An Interview with NAGT's new President, Dr. Don Duggan-Haaspublished Nov 24, 2017 12:00am
How long have you been involved with NAGT, and how has being a part of the NAGT community influenced you as an educator?Don Duggan-Haas: While I've been an Earth science educator for thirty years (since I started teaching high school Earth science in Upstate New York in 1986), I've only been involved with NAGT for about ten years. My first twenty years would have been more effective if I'd joined earlier! The resources and opportunities provided through NAGT have sharpened my educational approaches. Likely the most important piece of that for me personally is the broadening of my professional network. The smart, wonderful and amusing colleagues I've connected to through my participation in NAGT are too numerous to count. Of course, the resources available through JGE, In the Trenches, and the Teach the Earth website are helpful as well, but it's the people that really make the organization.
DDH: I think I want to tweak the question a little, or at least offer a weird preface to my answer. I have loved teaching, and I love helping people deepen their understandings, but it's more like an addiction to work in classrooms (for me) than something done because I like it. The reality is, even though I've spent at least some time in classrooms every semester since I started kindergarten in 1968, I've never liked school.
What is one of your favorite things about teaching?
I think I recognized in junior high or high school that the structure of school is just fundamentally a bad idea - putting a thousand or more teenagers into a building and dividing them up into groups of 20 or 30 and having someone talk at them from 45 minutes (or thereabouts) about the pythagorean theorem and then having them move down the hall and have someone else talk at them for the exact same amount of time about rocks (or whatever) is just a bad idea.
I managed to suppress that understanding for a bunch of years as I went through college (basically the same structure as high school, though the blocks of time were a little different and there were thousands of students off largely by themselves in a little town somewhere), and in my years as a high school teacher, grad student and professor of education. But the understanding came back.
Fieldwork breaks the mold of traditional schooling and I think is considerably more effective than the traditional model. I love being in the field with learners, be they kids, teachers, or other adults. I love looking at a landscape or any feature within a landscape and puzzling through with interested others, why this place, this rock, this fossil, or whatever looks the way that it does. That puzzling is enjoyable when it leads to the deeper understanding of a place and when it leads to deeper questions that we're still working on.

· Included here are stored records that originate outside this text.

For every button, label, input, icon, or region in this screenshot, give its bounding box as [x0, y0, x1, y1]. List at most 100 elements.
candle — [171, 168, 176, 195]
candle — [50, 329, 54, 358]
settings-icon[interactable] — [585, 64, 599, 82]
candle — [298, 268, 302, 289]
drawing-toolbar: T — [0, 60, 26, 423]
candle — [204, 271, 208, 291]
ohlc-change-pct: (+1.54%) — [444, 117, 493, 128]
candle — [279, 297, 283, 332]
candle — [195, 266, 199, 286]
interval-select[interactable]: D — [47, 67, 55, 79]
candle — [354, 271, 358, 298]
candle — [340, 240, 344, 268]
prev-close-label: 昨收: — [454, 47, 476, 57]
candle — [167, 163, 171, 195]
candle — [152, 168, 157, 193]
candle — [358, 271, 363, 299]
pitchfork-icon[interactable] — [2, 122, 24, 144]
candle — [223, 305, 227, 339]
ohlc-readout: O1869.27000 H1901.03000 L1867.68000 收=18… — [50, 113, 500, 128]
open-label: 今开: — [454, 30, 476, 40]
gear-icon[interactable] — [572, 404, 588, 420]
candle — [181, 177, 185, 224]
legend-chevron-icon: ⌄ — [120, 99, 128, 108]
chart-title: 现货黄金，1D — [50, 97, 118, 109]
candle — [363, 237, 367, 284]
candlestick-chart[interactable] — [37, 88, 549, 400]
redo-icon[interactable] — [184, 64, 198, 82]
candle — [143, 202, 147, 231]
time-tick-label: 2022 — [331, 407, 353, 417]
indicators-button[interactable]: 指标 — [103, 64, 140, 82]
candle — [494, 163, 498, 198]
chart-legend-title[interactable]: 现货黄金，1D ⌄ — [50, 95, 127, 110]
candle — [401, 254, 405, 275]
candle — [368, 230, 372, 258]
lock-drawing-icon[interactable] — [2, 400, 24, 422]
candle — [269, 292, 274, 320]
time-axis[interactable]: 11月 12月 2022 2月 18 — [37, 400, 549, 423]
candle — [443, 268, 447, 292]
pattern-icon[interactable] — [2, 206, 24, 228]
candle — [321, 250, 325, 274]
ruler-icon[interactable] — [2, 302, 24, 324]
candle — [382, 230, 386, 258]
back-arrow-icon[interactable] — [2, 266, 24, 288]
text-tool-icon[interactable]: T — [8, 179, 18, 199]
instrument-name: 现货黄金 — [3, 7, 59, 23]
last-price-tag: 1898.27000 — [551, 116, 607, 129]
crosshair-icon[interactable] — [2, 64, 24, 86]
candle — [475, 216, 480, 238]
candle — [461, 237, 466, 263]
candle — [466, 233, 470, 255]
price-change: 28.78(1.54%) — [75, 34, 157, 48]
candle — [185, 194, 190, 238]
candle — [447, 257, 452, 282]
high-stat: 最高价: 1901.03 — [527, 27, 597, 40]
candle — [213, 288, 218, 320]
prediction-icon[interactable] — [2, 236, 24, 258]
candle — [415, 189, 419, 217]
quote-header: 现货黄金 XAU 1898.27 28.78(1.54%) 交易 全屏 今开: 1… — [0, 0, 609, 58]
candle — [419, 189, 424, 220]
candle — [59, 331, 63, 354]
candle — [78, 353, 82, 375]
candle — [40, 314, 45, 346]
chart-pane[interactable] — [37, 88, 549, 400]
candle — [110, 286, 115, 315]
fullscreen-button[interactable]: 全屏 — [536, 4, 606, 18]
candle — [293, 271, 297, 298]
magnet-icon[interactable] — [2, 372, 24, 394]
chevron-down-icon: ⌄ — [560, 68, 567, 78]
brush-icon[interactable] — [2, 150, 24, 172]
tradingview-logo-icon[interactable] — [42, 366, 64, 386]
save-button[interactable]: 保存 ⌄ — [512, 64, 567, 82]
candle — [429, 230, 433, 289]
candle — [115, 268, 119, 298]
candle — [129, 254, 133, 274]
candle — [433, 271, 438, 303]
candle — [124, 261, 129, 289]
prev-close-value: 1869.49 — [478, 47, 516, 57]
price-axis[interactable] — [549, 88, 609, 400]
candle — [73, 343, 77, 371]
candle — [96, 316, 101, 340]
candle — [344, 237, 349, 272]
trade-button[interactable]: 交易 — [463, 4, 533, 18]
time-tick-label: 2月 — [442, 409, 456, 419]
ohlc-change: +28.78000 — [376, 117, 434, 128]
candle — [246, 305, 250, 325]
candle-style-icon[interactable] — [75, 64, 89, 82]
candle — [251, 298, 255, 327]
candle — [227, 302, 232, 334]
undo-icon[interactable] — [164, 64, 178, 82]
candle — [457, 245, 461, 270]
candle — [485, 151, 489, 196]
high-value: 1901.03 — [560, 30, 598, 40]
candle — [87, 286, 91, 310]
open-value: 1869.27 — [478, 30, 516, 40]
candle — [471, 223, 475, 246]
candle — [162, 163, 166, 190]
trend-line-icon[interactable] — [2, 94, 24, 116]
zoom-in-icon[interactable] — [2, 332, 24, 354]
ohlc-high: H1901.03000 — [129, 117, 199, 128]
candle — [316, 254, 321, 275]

DDH: I'm excited about further raising the voice of geoscience education, and about helping geoscience educators from K to gray and in every kind of setting kick butt at their jobs.
What are you excited about regarding the future of NAGT?

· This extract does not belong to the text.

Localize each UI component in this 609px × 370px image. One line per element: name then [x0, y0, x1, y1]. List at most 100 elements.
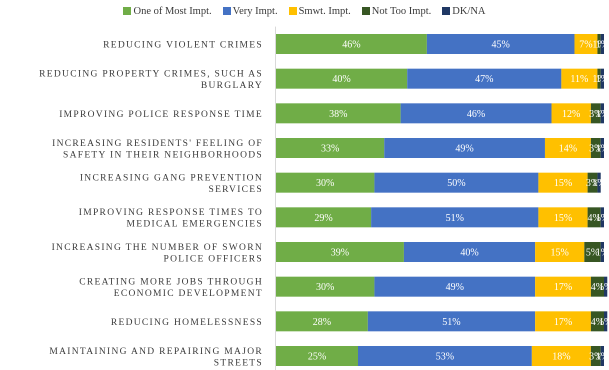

I'm also excited about wrestling with, and making progress on, the tightly connected questions I raised in my remarks at the NAGT Luncheon at GSA: Why isn't there conspicuous evidence of improvement in geoscience literacy? And,Why do we fail to bring innovations to scale?
I have no doubt that the work we've done in geoscience education research has brought improvement to many of our members classrooms and departments, but if these changes are yielding broad improvements in the educational system writ large, there should be obvious improvements in the scientific literacy of the broader population. I am unaware of any such evidence.

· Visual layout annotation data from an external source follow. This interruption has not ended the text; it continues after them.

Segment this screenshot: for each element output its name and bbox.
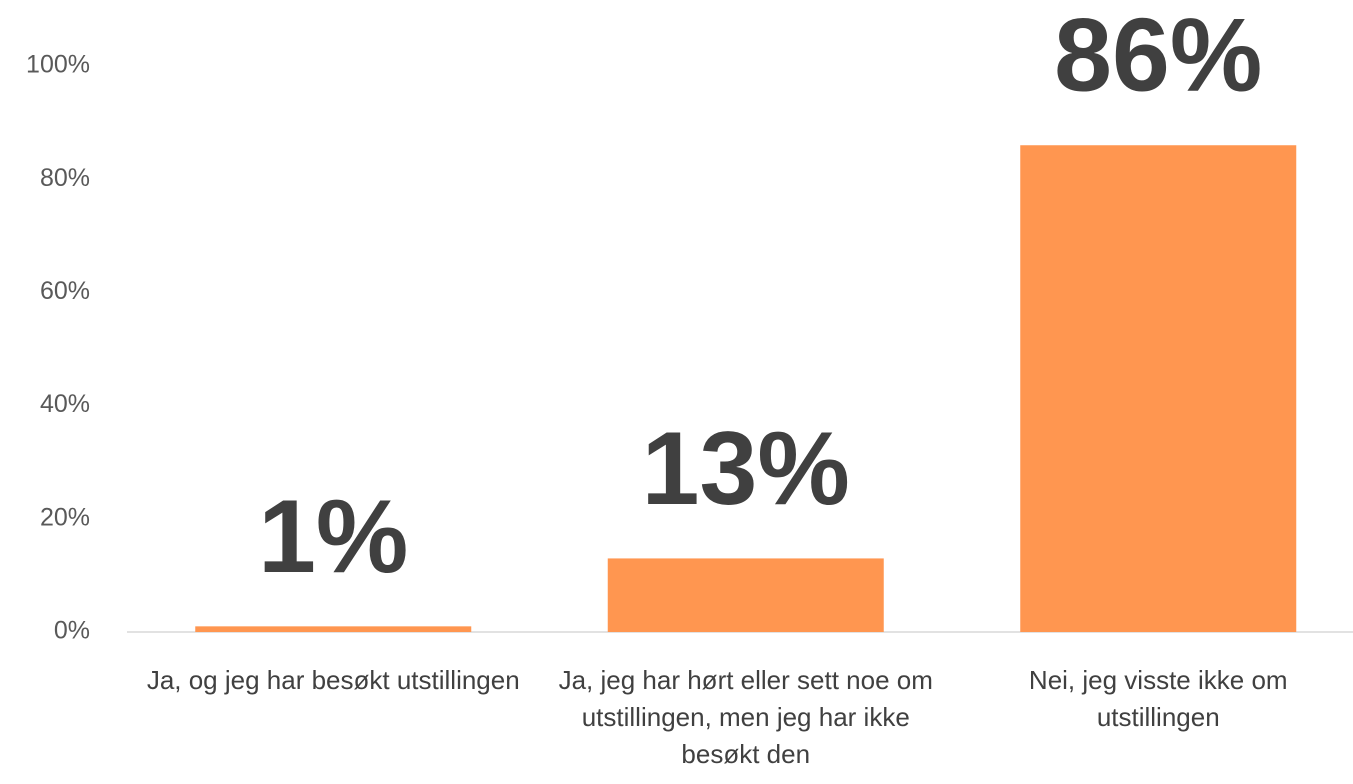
y-tick-label: 20%: [40, 503, 90, 531]
y-tick-label: 100%: [26, 51, 90, 79]
y-tick-label: 60%: [40, 277, 90, 305]
y-tick-label: 40%: [40, 390, 90, 418]
data-label: 13%: [642, 411, 850, 527]
bar: [1020, 145, 1297, 633]
x-tick-label: Ja, jeg har hørt eller sett noe om utsti…: [558, 665, 933, 769]
x-tick-label: Ja, og jeg har besøkt utstillingen: [146, 665, 520, 695]
bar: [195, 626, 472, 632]
bar: [607, 558, 884, 632]
y-tick-label: 80%: [40, 164, 90, 192]
data-label: 86%: [1054, 0, 1262, 114]
y-tick-label: 0%: [54, 617, 90, 645]
x-tick-label: Nei, jeg visste ikke om utstillingen: [1028, 665, 1288, 732]
data-label: 1%: [258, 479, 408, 595]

If we want there to be evidence in the future, we have to turn some of our attention to why it's not there now. We've learned a lot in the last several decades about what works in classrooms. That's important. We should also give attention to the general question of why classrooms don't tend to work if our goal is to enable learners to apply geoscience understandings to the duties of citizenship and requirements of college and career. We should also look at what generally makes innovations work - why are some innovations adopted and others not?
Successful innovations tend to bring two or more well understood ideas or practices together in non-traditional ways. Berger (2016) labels such innovations as "optimally distinct." They are different enough from current practice to make a difference but not so different as to be difficult to understand.
In our work, we need to not only attend to what works in our own teaching, but what's likely to spread across the system of education. I'm excited at the possibilities that arise from serious investigation into these questions.
DDH: The closest I've ever come to a religious experience was the morning I woke up in the Hoh Rain Forest on Washinton's Olympic Peninsula. It was part of an epic journey catalyzed by the July 1991 solar eclipse. I was teaching high school and took the summer to wander the continent with my dear friend Andy Frank. In 61 days we visited 22 national parks in the US, Mexico and Canada.
What is one of your favorite places on Earth, and why?
For our visit to Olympic, we drove into our campsite in the middle of the night and set up our tent by the headlights of the car. When we came out of our tent the next morning, we were in the "cathedral primeval." Three-hundred foot tall Douglas Firs draped in moss and dappled by the morning sun was as breath-taking a sight as I have ever seen. To awaken in it without having seen it on our way in somehow added to its grandeur. While I've been to many stunningly beautiful places, I don't believe anything will ever dislodge Hoh from the top of the list.